Federal Reserve Bank of St. Louis President James Bullard, a voter on policy this year who has backed record stimulus, said the Fed’s cut in the main interest rate close to zero in 2008 didn’t fully consider Japan’s slump and yielded unknown results for the U.S. economy.
“The December 2008 FOMC decision unwittingly committed the U.S. to an extremely long period at the zero lower bound similar to the situation in Japan, with unknown consequences for the macroeconomy,” he said, referring to the Federal Open Market Committee.
The committee signaled it may begin to dial down unprecedented accommodation by tapering $85 billion in monthly bond buying “in coming months” based on expected improvement in the labor market, according to the minutes of its meeting last month released yesterday.

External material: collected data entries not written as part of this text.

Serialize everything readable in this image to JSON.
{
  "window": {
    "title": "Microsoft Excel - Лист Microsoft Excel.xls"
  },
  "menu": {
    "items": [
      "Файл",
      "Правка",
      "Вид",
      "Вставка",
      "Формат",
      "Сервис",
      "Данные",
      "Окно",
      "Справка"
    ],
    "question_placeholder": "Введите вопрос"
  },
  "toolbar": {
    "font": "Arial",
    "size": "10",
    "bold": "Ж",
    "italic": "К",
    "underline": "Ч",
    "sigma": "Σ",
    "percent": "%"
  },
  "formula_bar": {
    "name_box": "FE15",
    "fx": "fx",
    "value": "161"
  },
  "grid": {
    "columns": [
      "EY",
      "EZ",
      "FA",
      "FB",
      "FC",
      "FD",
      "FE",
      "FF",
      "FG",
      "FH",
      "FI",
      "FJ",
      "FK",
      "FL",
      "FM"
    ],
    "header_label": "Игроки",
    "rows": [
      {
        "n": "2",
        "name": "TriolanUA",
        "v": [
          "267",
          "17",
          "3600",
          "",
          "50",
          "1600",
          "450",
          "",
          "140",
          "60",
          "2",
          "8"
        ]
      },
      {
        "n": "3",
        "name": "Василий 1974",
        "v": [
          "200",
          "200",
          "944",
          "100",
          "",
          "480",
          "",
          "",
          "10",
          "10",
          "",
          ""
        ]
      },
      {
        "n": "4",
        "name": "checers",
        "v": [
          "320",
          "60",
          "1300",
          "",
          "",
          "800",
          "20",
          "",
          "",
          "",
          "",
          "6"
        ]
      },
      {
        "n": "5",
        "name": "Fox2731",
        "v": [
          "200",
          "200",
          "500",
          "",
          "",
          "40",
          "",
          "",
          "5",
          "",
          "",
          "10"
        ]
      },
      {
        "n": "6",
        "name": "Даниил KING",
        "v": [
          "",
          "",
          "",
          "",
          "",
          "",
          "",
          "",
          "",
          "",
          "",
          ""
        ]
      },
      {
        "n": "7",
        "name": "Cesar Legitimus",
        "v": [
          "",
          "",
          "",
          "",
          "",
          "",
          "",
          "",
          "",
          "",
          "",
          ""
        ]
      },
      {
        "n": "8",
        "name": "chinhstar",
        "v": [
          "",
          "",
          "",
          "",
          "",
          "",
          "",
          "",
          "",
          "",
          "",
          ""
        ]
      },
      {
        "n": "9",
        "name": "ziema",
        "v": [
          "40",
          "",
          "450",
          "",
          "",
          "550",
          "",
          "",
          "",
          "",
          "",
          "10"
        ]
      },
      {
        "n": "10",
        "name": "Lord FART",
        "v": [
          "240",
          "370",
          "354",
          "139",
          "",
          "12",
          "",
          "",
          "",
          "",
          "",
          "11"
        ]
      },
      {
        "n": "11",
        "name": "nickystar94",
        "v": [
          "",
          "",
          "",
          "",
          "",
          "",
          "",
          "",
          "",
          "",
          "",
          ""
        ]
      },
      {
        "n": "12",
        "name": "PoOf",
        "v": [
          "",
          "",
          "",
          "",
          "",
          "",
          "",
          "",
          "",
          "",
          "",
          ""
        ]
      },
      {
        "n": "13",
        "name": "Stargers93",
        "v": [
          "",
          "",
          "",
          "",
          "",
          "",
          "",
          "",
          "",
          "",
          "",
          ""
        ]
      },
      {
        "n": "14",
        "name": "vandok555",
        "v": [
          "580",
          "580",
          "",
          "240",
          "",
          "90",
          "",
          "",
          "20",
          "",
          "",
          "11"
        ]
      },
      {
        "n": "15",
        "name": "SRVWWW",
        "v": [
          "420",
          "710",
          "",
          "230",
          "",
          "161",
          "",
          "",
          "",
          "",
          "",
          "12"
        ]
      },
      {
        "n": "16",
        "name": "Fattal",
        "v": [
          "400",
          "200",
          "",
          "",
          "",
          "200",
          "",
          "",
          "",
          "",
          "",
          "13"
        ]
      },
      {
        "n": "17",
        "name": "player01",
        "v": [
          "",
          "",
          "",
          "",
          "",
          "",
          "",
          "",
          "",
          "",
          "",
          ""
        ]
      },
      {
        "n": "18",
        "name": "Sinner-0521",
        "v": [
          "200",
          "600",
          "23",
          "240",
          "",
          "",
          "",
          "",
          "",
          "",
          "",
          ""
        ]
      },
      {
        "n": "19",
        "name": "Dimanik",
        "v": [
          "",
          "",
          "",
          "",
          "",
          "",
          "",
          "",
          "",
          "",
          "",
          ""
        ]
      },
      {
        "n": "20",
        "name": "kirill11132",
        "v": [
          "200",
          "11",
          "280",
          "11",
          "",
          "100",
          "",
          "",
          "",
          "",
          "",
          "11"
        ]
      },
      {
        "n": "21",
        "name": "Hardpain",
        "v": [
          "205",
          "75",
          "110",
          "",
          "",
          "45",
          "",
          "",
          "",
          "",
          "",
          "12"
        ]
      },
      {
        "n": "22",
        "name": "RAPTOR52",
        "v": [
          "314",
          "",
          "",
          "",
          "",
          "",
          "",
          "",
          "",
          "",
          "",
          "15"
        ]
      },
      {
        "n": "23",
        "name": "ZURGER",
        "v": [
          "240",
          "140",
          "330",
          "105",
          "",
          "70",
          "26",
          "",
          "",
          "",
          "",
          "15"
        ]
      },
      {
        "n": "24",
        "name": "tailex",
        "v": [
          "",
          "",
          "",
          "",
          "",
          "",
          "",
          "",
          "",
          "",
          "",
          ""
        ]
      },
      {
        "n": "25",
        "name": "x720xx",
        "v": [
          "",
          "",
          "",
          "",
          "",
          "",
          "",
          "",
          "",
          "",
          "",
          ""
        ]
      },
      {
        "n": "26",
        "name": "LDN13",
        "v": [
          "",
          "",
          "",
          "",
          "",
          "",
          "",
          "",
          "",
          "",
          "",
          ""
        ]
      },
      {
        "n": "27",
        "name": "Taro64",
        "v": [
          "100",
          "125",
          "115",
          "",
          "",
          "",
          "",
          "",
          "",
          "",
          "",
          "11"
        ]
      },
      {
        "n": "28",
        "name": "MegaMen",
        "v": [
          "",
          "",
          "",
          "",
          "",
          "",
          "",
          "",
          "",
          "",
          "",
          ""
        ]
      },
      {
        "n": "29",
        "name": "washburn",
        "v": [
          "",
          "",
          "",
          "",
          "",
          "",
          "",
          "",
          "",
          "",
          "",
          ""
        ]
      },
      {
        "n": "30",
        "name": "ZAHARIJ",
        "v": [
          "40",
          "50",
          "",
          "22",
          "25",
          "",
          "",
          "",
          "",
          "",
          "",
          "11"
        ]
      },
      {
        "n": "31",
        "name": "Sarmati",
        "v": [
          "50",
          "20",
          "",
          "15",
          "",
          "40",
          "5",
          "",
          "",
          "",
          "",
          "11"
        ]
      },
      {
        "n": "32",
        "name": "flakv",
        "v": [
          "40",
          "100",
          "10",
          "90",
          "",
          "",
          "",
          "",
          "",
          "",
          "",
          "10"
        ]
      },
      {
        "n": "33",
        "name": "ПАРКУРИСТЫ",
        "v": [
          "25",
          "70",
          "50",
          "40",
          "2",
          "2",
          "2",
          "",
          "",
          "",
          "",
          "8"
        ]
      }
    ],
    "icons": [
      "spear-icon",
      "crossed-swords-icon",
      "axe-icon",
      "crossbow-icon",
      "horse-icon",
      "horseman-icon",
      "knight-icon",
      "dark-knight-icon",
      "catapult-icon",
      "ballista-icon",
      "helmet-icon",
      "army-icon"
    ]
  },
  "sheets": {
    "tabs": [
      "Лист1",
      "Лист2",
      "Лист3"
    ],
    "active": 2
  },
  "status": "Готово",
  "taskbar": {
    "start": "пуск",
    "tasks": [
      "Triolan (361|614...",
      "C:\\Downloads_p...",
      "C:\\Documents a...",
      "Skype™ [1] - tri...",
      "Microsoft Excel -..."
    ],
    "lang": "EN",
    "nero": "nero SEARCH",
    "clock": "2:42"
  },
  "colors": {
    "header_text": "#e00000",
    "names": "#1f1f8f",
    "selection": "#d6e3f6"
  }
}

Applications for unemployment benefits in the week ended Nov. 16 declined more than forecast to the lowest level in almost two months, the Labor Department said today. Retail sales rose more than forecast last month, a sign consumer spending was resilient even during a shutdown of the federal government.
The St. Louis Fed chief said some analysis suggests that the sooner policy makers set the policy rate to zero, the sooner the economy will recover and interest rates can be returned to normal.
“I have seen no evidence that this is true during the last five years,” Bullard said. He didn’t discuss the outlook for the economy or policy in his prepared markets.
Bullard also cited mixed results from the Fed’s bailout of Bear Stearns Cos. The rescue gave investors the indication the central bank was prepared to help other firms, he said.
“In the absence of any formal policy announcement, it was unclear whether the Fed had the intention or the wherewithal to offer insurance to such a large group of firms,” he said.